How Yoga Can Help Parkinson’s Disease Patients

Sarah Alender
How Yoga Can Help Parkinson’s Disease Patients

Several recent studies have suggested that yoga may offer significant relief to people with Parkinson’s disease. The condition, which affects over a million people in the U.S. (including about 60,000 new people each year), according to the American Parkinson Disease Association, is a neurological disease that causes motor problems such as slowness of movement, difficulty with balance, rigidity, tremors, and more.

Parkinson’s also frequently results in fatigue, anxiety, depression, and difficulty sleeping. This can be a devastating condition, and it’s often difficult for patients to deal with their deteriorating physical health along with the possibility of future dementia.

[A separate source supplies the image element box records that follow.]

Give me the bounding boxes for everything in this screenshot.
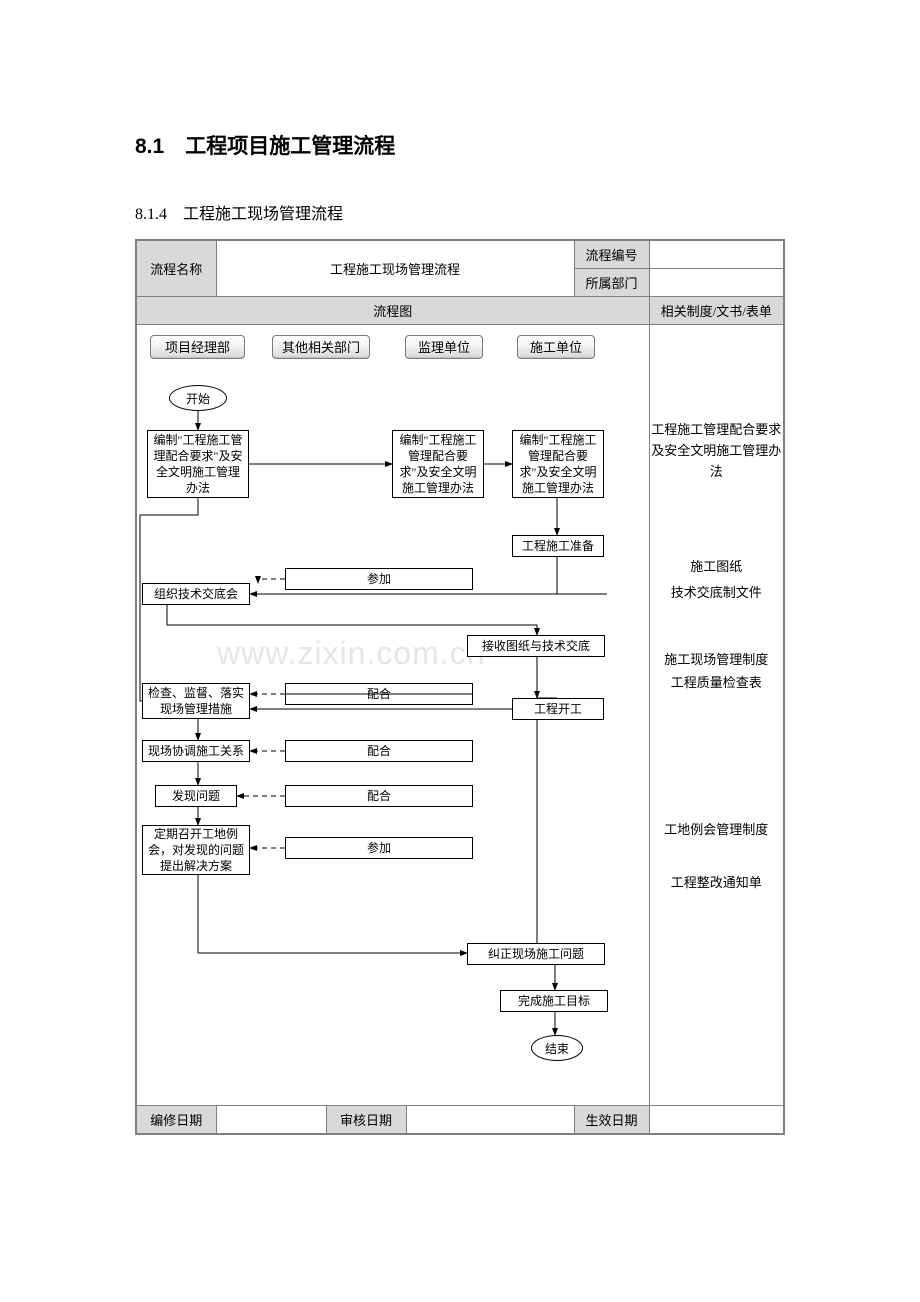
dept-value [649,269,784,297]
node-find-issue: 发现问题 [155,785,237,807]
node-cooperate-3: 配合 [285,785,473,807]
node-attend-1: 参加 [285,568,473,590]
node-prepare: 工程施工准备 [512,535,604,557]
node-attend-2: 参加 [285,837,473,859]
node-inspect: 检查、监督、落实现场管理措施 [142,683,250,719]
node-compile-d: 编制"工程施工管理配合要求"及安全文明施工管理办法 [512,430,604,498]
node-compile-c: 编制"工程施工管理配合要求"及安全文明施工管理办法 [392,430,484,498]
node-receive-drawings: 接收图纸与技术交底 [467,635,605,657]
node-start-work: 工程开工 [512,698,604,720]
node-complete: 完成施工目标 [500,990,608,1012]
watermark: www.zixin.com.cn [217,635,486,672]
node-cooperate-2: 配合 [285,740,473,762]
doc-drawings: 施工图纸 [650,557,784,578]
audit-date-value [406,1106,574,1135]
node-cooperate-1: 配合 [285,683,473,705]
related-docs: 工程施工管理配合要求及安全文明施工管理办法 施工图纸 技术交底制文件 施工现场管… [650,325,784,1105]
section-heading: 8.1 工程项目施工管理流程 [135,130,785,160]
flowchart-canvas: www.zixin.com.cn 项目经理部 其他相关部门 监理单位 施工单位 … [137,325,647,1105]
swimlane-other-dept: 其他相关部门 [272,335,370,359]
edit-date-value [216,1106,326,1135]
node-start: 开始 [169,385,227,411]
proc-no-value [649,240,784,269]
node-coordinate: 现场协调施工关系 [142,740,250,762]
swimlane-construction: 施工单位 [517,335,595,359]
node-site-meeting: 定期召开工地例会，对发现的问题提出解决方案 [142,825,250,875]
label-eff-date: 生效日期 [574,1106,649,1135]
subsection-heading: 8.1.4 工程施工现场管理流程 [135,200,785,224]
doc-rectify-notice: 工程整改通知单 [650,873,784,894]
label-edit-date: 编修日期 [136,1106,216,1135]
node-end: 结束 [531,1035,583,1061]
label-flowchart: 流程图 [136,297,649,325]
label-proc-no: 流程编号 [574,240,649,269]
label-audit-date: 审核日期 [326,1106,406,1135]
label-related: 相关制度/文书/表单 [649,297,784,325]
node-tech-meeting: 组织技术交底会 [142,583,250,605]
node-correct: 纠正现场施工问题 [467,943,605,965]
swimlane-project-manager: 项目经理部 [150,335,245,359]
doc-management-method: 工程施工管理配合要求及安全文明施工管理办法 [650,420,784,482]
doc-quality-sheet: 工程质量检查表 [650,673,784,694]
swimlane-supervisor: 监理单位 [405,335,483,359]
node-compile-a: 编制"工程施工管理配合要求"及安全文明施工管理办法 [147,430,249,498]
doc-meeting-system: 工地例会管理制度 [650,820,784,841]
process-table: 流程名称 工程施工现场管理流程 流程编号 所属部门 流程图 相关制度/文书/表单… [135,239,785,1135]
eff-date-value [649,1106,784,1135]
doc-tech-file: 技术交底制文件 [650,583,784,604]
doc-site-system: 施工现场管理制度 [650,650,784,671]
label-dept: 所属部门 [574,269,649,297]
proc-title: 工程施工现场管理流程 [216,240,574,297]
label-proc-name: 流程名称 [136,240,216,297]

Hopefully, yoga may ease some of these symptoms.

The most recent study, published in January by researchers at the University of Victoria in British Columbia, found that yoga not only improved psychological well-being, it also had an effect on the mobility problems experienced by many patients.

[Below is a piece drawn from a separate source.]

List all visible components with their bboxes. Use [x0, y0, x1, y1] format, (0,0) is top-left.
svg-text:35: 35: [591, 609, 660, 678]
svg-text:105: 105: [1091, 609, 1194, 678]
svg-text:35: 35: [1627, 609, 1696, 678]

Study: Yoga Improved Mobility And Balance

By analyzing seven studies involving yoga and Parkinson’s patients, says the Huffington Post, the researchers discovered that yoga improved “mobility, balance and lower-extremity function, and reduced fear of falling and loss of strength and flexibility.”

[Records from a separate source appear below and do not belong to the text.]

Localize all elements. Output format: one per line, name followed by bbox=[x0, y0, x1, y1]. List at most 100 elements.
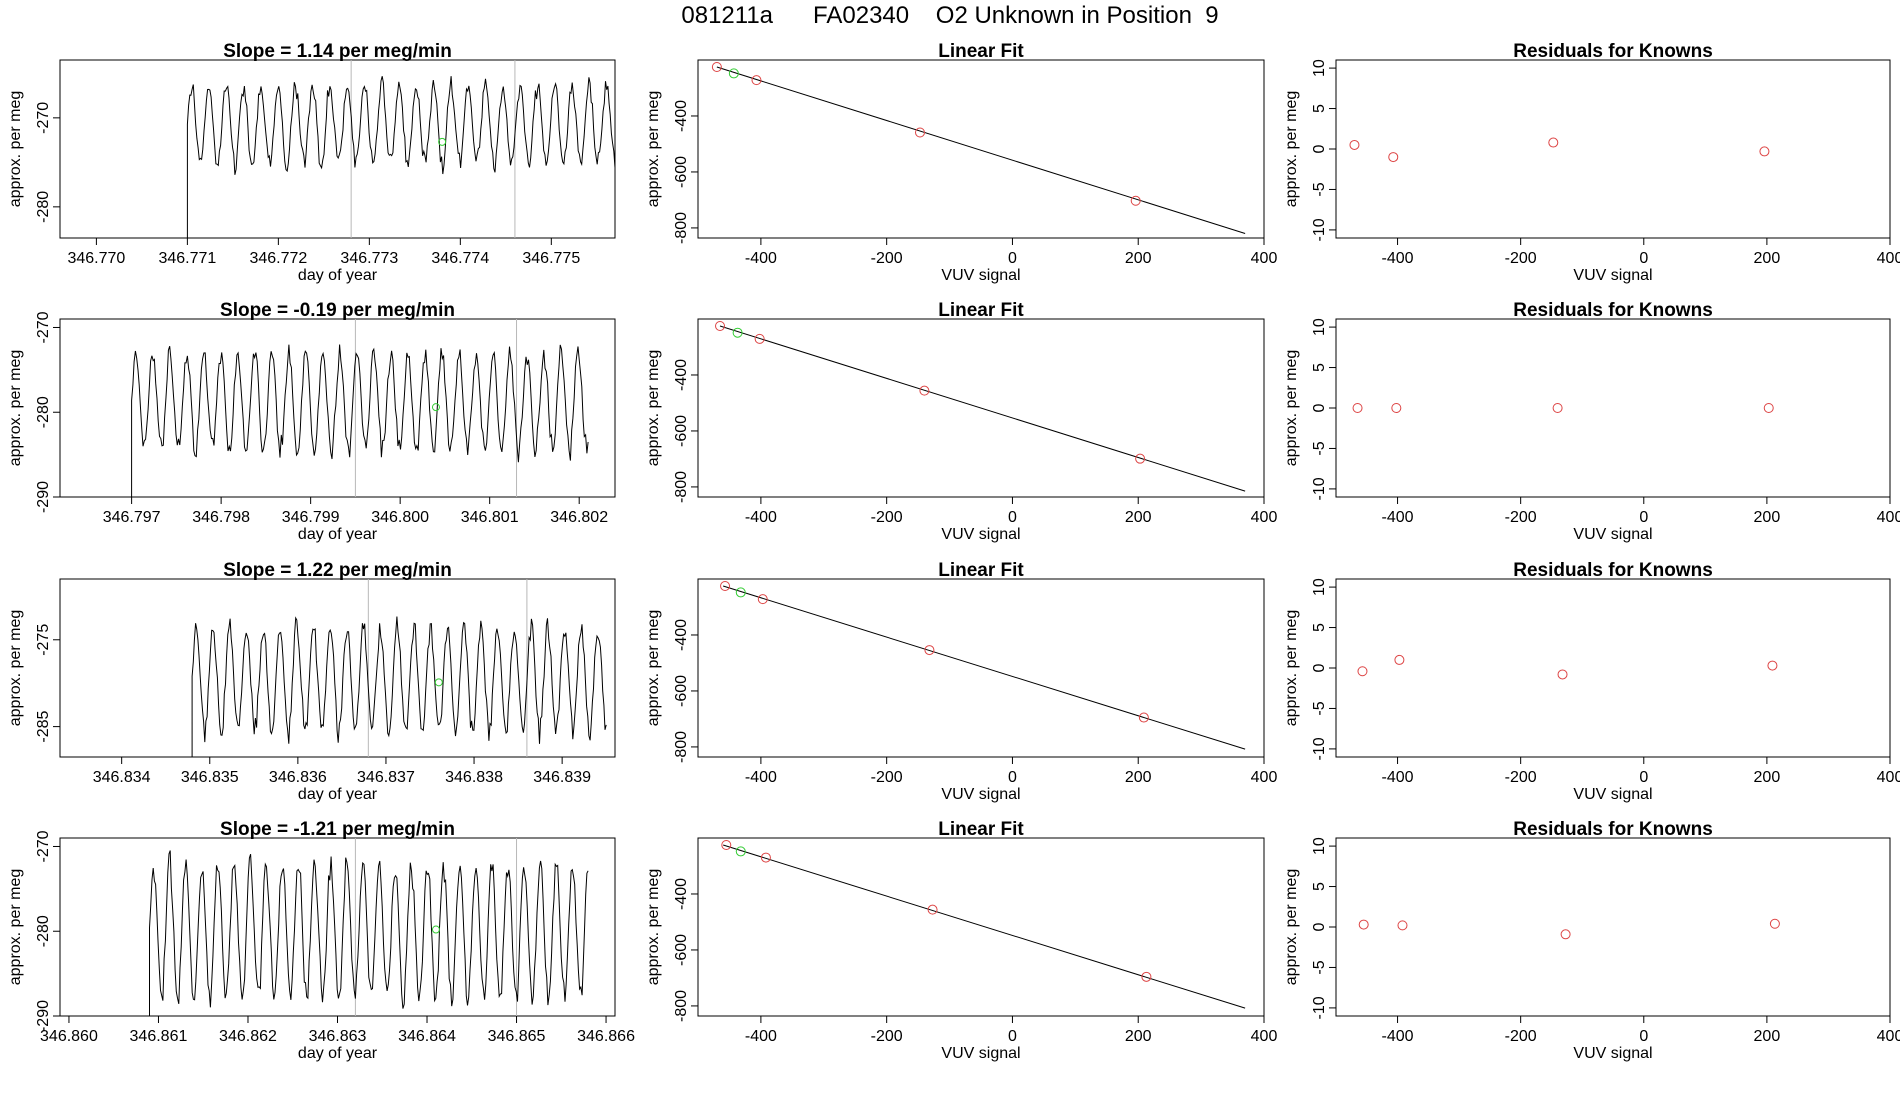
y-axis-label: approx. per meg bbox=[1283, 350, 1300, 467]
y-tick-label: -5 bbox=[1311, 441, 1328, 455]
x-tick-label: -200 bbox=[871, 509, 903, 526]
y-tick-label: -290 bbox=[35, 1000, 52, 1032]
plot-frame bbox=[697, 837, 1265, 1017]
y-tick-label: -600 bbox=[673, 934, 690, 966]
x-axis-label: day of year bbox=[298, 786, 378, 803]
plot-area bbox=[1352, 403, 1774, 413]
x-tick-label: 400 bbox=[1251, 509, 1278, 526]
unknown-point bbox=[431, 403, 440, 412]
x-tick-label: -200 bbox=[871, 250, 903, 267]
panel-title: Slope = 1.14 per meg/min bbox=[223, 41, 452, 62]
x-tick-label: 346.770 bbox=[67, 250, 125, 267]
x-tick-label: 0 bbox=[1008, 250, 1017, 267]
y-tick-label: -600 bbox=[673, 156, 690, 188]
y-tick-label: -280 bbox=[35, 396, 52, 428]
residual-point bbox=[1388, 152, 1399, 163]
x-axis-label: VUV signal bbox=[941, 1045, 1020, 1062]
unknown-point bbox=[434, 678, 443, 687]
plot-area bbox=[721, 839, 1246, 1009]
residual-point bbox=[1397, 920, 1408, 931]
panel-title: Linear Fit bbox=[938, 819, 1024, 840]
known-point bbox=[1135, 453, 1146, 464]
unknown-point bbox=[735, 846, 746, 857]
known-point bbox=[914, 127, 925, 138]
y-tick-label: 5 bbox=[1311, 104, 1328, 113]
x-tick-label: 346.771 bbox=[158, 250, 216, 267]
known-point bbox=[1138, 712, 1149, 723]
y-tick-label: -10 bbox=[1311, 477, 1328, 500]
known-point bbox=[760, 852, 771, 863]
y-tick-label: -800 bbox=[673, 471, 690, 503]
known-point bbox=[754, 333, 765, 344]
plot-area bbox=[149, 838, 589, 1016]
unknown-point bbox=[732, 327, 743, 338]
plot-area bbox=[1357, 654, 1778, 680]
fit-line bbox=[723, 585, 1246, 750]
residuals-panel-row-4: Residuals for Knowns -400 -200 0 200 400 10 5 0 -… bbox=[1283, 819, 1900, 1062]
x-tick-label: 346.801 bbox=[461, 509, 519, 526]
x-tick-label: 346.863 bbox=[309, 1028, 367, 1045]
x-axis-label: VUV signal bbox=[1573, 526, 1652, 543]
x-tick-label: -200 bbox=[1505, 769, 1537, 786]
known-point bbox=[721, 839, 732, 850]
y-tick-label: -270 bbox=[35, 102, 52, 134]
fit-line bbox=[723, 844, 1246, 1009]
x-tick-label: -200 bbox=[871, 1028, 903, 1045]
residuals-panel-row-1: Residuals for Knowns -400 -200 0 200 400 10 5 0 -… bbox=[1283, 41, 1900, 284]
x-tick-label: -200 bbox=[1505, 250, 1537, 267]
x-tick-label: 346.866 bbox=[577, 1028, 635, 1045]
residual-point bbox=[1391, 403, 1402, 413]
y-axis-label: approx. per meg bbox=[645, 869, 662, 986]
x-tick-label: 200 bbox=[1125, 1028, 1152, 1045]
residual-point bbox=[1358, 919, 1369, 930]
known-point bbox=[927, 904, 938, 915]
x-tick-label: 0 bbox=[1008, 509, 1017, 526]
known-point bbox=[715, 320, 726, 331]
y-tick-label: -400 bbox=[673, 878, 690, 910]
panel-title: Residuals for Knowns bbox=[1513, 560, 1713, 581]
known-point bbox=[1141, 971, 1152, 982]
x-tick-label: 346.834 bbox=[93, 769, 151, 786]
panel-title: Residuals for Knowns bbox=[1513, 41, 1713, 62]
x-tick-label: -400 bbox=[1382, 250, 1414, 267]
x-tick-label: 346.797 bbox=[103, 509, 161, 526]
signal-line bbox=[149, 850, 589, 1016]
x-tick-label: 346.860 bbox=[40, 1028, 98, 1045]
x-tick-label: 400 bbox=[1877, 1028, 1900, 1045]
y-tick-label: -600 bbox=[673, 675, 690, 707]
plot-frame bbox=[697, 318, 1265, 498]
y-tick-label: 0 bbox=[1311, 922, 1328, 931]
residuals-panel-row-2: Residuals for Knowns -400 -200 0 200 400 10 5 0 -… bbox=[1283, 300, 1900, 543]
signal-line bbox=[186, 76, 615, 238]
panel-title: Slope = -0.19 per meg/min bbox=[220, 300, 455, 321]
y-tick-label: 5 bbox=[1311, 623, 1328, 632]
time-series-panel-row-3: Slope = 1.22 per meg/min 346.834 346.835 34… bbox=[7, 560, 616, 803]
known-point bbox=[711, 61, 722, 72]
x-axis-label: day of year bbox=[298, 526, 378, 543]
y-tick-label: -270 bbox=[35, 311, 52, 343]
plot-area bbox=[1349, 137, 1770, 163]
linear-fit-panel-row-3: Linear Fit -400 -200 0 200 400 -400 -600 -800 VUV… bbox=[645, 560, 1277, 803]
plot-frame bbox=[59, 578, 616, 758]
x-tick-label: -400 bbox=[745, 250, 777, 267]
y-tick-label: -10 bbox=[1311, 737, 1328, 760]
residual-point bbox=[1394, 654, 1405, 665]
x-tick-label: 346.799 bbox=[282, 509, 340, 526]
x-tick-label: -400 bbox=[745, 769, 777, 786]
x-tick-label: 200 bbox=[1754, 509, 1781, 526]
y-tick-label: -5 bbox=[1311, 182, 1328, 196]
y-tick-label: -5 bbox=[1311, 701, 1328, 715]
unknown-point bbox=[728, 68, 739, 79]
plot-frame bbox=[59, 59, 616, 239]
x-axis-label: VUV signal bbox=[1573, 786, 1652, 803]
y-tick-label: -280 bbox=[35, 915, 52, 947]
x-tick-label: 0 bbox=[1008, 769, 1017, 786]
x-tick-label: 346.836 bbox=[269, 769, 327, 786]
panel-title: Linear Fit bbox=[938, 41, 1024, 62]
y-tick-label: -10 bbox=[1311, 996, 1328, 1019]
known-point bbox=[1130, 195, 1141, 206]
y-tick-label: -400 bbox=[673, 619, 690, 651]
known-point bbox=[919, 385, 930, 396]
x-tick-label: 346.772 bbox=[249, 250, 307, 267]
unknown-point bbox=[431, 925, 440, 934]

The earlier study, published in 2012 in Yoga & Physical Therapy, showed similar results. Using a group of 13 Parkinson’s patients and a control group, researchers at the University of Kansas Medical Center found that doing an adapted form of Iyengar yoga twice a week for 12 weeks resulted in progress in several areas. The patients’ strength, range of motion, flexibility, motor function, and balance scores all improved.

“Yoga provides an alternative method for addressing some of reversible factors that impact motor function like strength, flexibility and balance. The core strengthening that is part of yoga should be investigated for this reason. The individualized improvements in posture with yoga training we observed may have contributed to improved motor scores and noted gait parameters,” wrote the authors of the study.

This study also investigated the effects of yoga in older, healthy adults without Parkinson’s; the authors noted that yoga programs of eight and 12 weeks resulted in increased hip extension and stride length, as well as a positive effect on balance and the fear of falling.

So is yoga a complete cure-all? Not quite, but it looks like it could still be life-changing for some people.